In clinical trials with this technology functioning in the automatic mode, blood glucose levels were more often maintained in the optimal range, and time spent with low or high blood glucose levels was reduced. Glycemic variability was also reduced (see below).
Caveats:It is important to emphasize that not all eligible patents are currently receiving continuous glucose monitoring (due to cost and lack of ODB coverage). In addition, the safety and efficacy of using the hybrid closed loop is currently being assessed in a larger international trial. Finally, these continuous glucose monitoring systems are best studied and most widely used in people with type 1 diabetes. Their role in type 2 diabetes (which is more common and is often found in adults with obesity and metabolic syndrome) is less clear. Stay tuned, perhaps we are nearing the end of fingerstick monitoring!
The final bit of good news is Queen’s specific, Dr Houlden and I are delighted to announce that with the arrival of our newest endocrinologist Dr. Bikram Sidhu, we now have a Division of 5 faculty members (see photo below). This reflects achievement of a strategic plan to improve services to the South East LHIN formulated at a Department of Medicine Retreat 4 years ago.
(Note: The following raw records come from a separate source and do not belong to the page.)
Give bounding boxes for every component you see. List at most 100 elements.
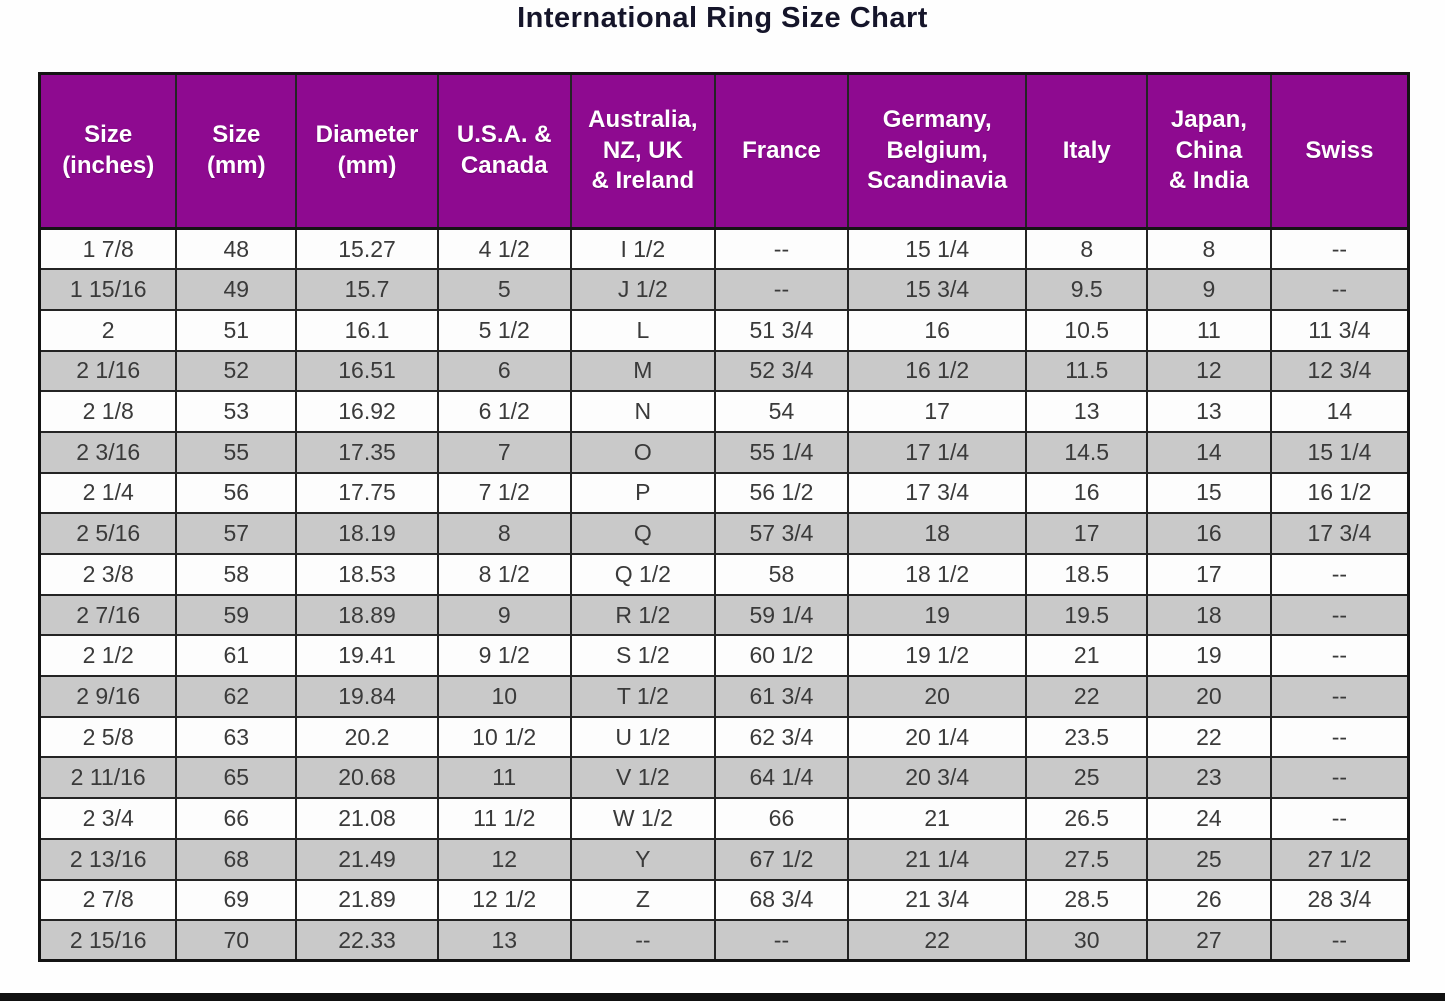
- table-cell: --: [1269, 268, 1410, 311]
- table-cell: 2 13/16: [38, 837, 178, 881]
- table-cell: 8: [1025, 227, 1148, 271]
- column-header: Swiss: [1269, 72, 1410, 230]
- table-cell: 9: [436, 593, 572, 637]
- table-cell: 17 1/4: [846, 430, 1028, 474]
- table-cell: --: [569, 919, 717, 962]
- table-cell: 57 3/4: [714, 512, 849, 555]
- table-cell: 68: [175, 837, 298, 881]
- table-cell: 2 1/4: [38, 471, 178, 515]
- table-cell: 22: [846, 919, 1028, 962]
- table-cell: 20.2: [295, 715, 439, 759]
- table-cell: 2 11/16: [38, 756, 178, 800]
- table-cell: M: [569, 349, 717, 393]
- table-cell: 18 1/2: [846, 553, 1028, 596]
- page-title: International Ring Size Chart: [517, 2, 928, 34]
- table-cell: J 1/2: [569, 268, 717, 311]
- table-cell: 70: [175, 919, 298, 962]
- table-cell: 69: [175, 878, 298, 922]
- table-cell: 23.5: [1025, 715, 1148, 759]
- bottom-bar: [0, 993, 1445, 1001]
- table-cell: 7 1/2: [436, 471, 572, 515]
- ring-size-table: Size (inches) Size (mm) Diameter (mm) U.S.A…: [38, 72, 1410, 963]
- table-cell: 64 1/4: [714, 756, 849, 800]
- table-cell: 16 1/2: [846, 349, 1028, 393]
- table-cell: 27: [1145, 919, 1272, 962]
- table-row: 2 7/8 69 21.89 12 1/2 Z 68 3/4 21 3/4 28.5 26 28 …: [38, 878, 1410, 922]
- table-cell: 22: [1145, 715, 1272, 759]
- table-row: 2 9/16 62 19.84 10 T 1/2 61 3/4 20 22 20 --: [38, 675, 1410, 718]
- table-cell: 5 1/2: [436, 308, 572, 352]
- table-cell: W 1/2: [569, 797, 717, 840]
- table-cell: 2 3/8: [38, 553, 178, 596]
- column-header: Diameter (mm): [295, 72, 439, 230]
- table-cell: 18.5: [1025, 553, 1148, 596]
- table-cell: 16.1: [295, 308, 439, 352]
- table-cell: 21: [1025, 634, 1148, 678]
- table-cell: 24: [1145, 797, 1272, 840]
- table-cell: 6: [436, 349, 572, 393]
- table-cell: 16.92: [295, 390, 439, 433]
- table-cell: 17 3/4: [846, 471, 1028, 515]
- table-cell: 10: [436, 675, 572, 718]
- table-cell: 26: [1145, 878, 1272, 922]
- table-cell: 15 1/4: [846, 227, 1028, 271]
- table-cell: --: [714, 268, 849, 311]
- table-cell: --: [714, 919, 849, 962]
- column-header: Italy: [1025, 72, 1148, 230]
- column-header: Germany, Belgium, Scandinavia: [846, 72, 1028, 230]
- table-cell: 10 1/2: [436, 715, 572, 759]
- table-row: 2 1/2 61 19.41 9 1/2 S 1/2 60 1/2 19 1/2 21 19 --: [38, 634, 1410, 678]
- table-cell: 60 1/2: [714, 634, 849, 678]
- table-cell: 56: [175, 471, 298, 515]
- table-cell: 56 1/2: [714, 471, 849, 515]
- table-cell: 17 3/4: [1269, 512, 1410, 555]
- table-cell: P: [569, 471, 717, 515]
- table-cell: 17.75: [295, 471, 439, 515]
- table-cell: 15 1/4: [1269, 430, 1410, 474]
- ring-size-table-container: Size (inches) Size (mm) Diameter (mm) U.S.A…: [38, 72, 1410, 963]
- table-cell: 25: [1025, 756, 1148, 800]
- table-cell: 20: [1145, 675, 1272, 718]
- table-cell: 2 7/16: [38, 593, 178, 637]
- table-cell: Z: [569, 878, 717, 922]
- table-cell: 5: [436, 268, 572, 311]
- table-cell: 19.5: [1025, 593, 1148, 637]
- table-cell: 2 15/16: [38, 919, 178, 962]
- table-row: 2 5/16 57 18.19 8 Q 57 3/4 18 17 16 17 3/4: [38, 512, 1410, 555]
- table-cell: Q 1/2: [569, 553, 717, 596]
- table-cell: 17: [1025, 512, 1148, 555]
- table-cell: 2 1/2: [38, 634, 178, 678]
- table-cell: 27 1/2: [1269, 837, 1410, 881]
- table-cell: --: [1269, 553, 1410, 596]
- table-cell: --: [1269, 756, 1410, 800]
- table-row: 2 7/16 59 18.89 9 R 1/2 59 1/4 19 19.5 18 --: [38, 593, 1410, 637]
- table-cell: 25: [1145, 837, 1272, 881]
- table-cell: 59 1/4: [714, 593, 849, 637]
- table-cell: 54: [714, 390, 849, 433]
- table-cell: 30: [1025, 919, 1148, 962]
- table-cell: 62: [175, 675, 298, 718]
- table-cell: 9: [1145, 268, 1272, 311]
- table-row: 1 7/8 48 15.27 4 1/2 I 1/2 -- 15 1/4 8 8 --: [38, 227, 1410, 271]
- table-cell: Y: [569, 837, 717, 881]
- table-cell: 18: [1145, 593, 1272, 637]
- table-cell: --: [1269, 634, 1410, 678]
- table-cell: 52: [175, 349, 298, 393]
- table-cell: 6 1/2: [436, 390, 572, 433]
- table-cell: 20: [846, 675, 1028, 718]
- table-cell: 18: [846, 512, 1028, 555]
- table-cell: Q: [569, 512, 717, 555]
- table-cell: 58: [175, 553, 298, 596]
- table-cell: 2 1/16: [38, 349, 178, 393]
- table-cell: 12 1/2: [436, 878, 572, 922]
- table-cell: 16 1/2: [1269, 471, 1410, 515]
- table-header: Size (inches) Size (mm) Diameter (mm) U.S.A…: [38, 72, 1410, 230]
- table-cell: 55 1/4: [714, 430, 849, 474]
- table-cell: N: [569, 390, 717, 433]
- table-cell: 9.5: [1025, 268, 1148, 311]
- table-cell: 15.27: [295, 227, 439, 271]
- table-cell: 27.5: [1025, 837, 1148, 881]
- table-cell: 11.5: [1025, 349, 1148, 393]
- table-cell: 63: [175, 715, 298, 759]
- table-cell: --: [1269, 675, 1410, 718]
Division of Endocrinology and Metabolism Faculty Members
From left to right: Dr. Kathy Kovacs, Dr. Robyn Houlden, Dr. Sara Awad, Dr. Bikram Sidhu and Dr. Josh Lakoff
This critical mass has reduced waiting lists for diabetic care and other endocrinology services. Moreover, we have now applied to the Royal College to create Queen’s University’s first endocrinology training program. How sweet it is!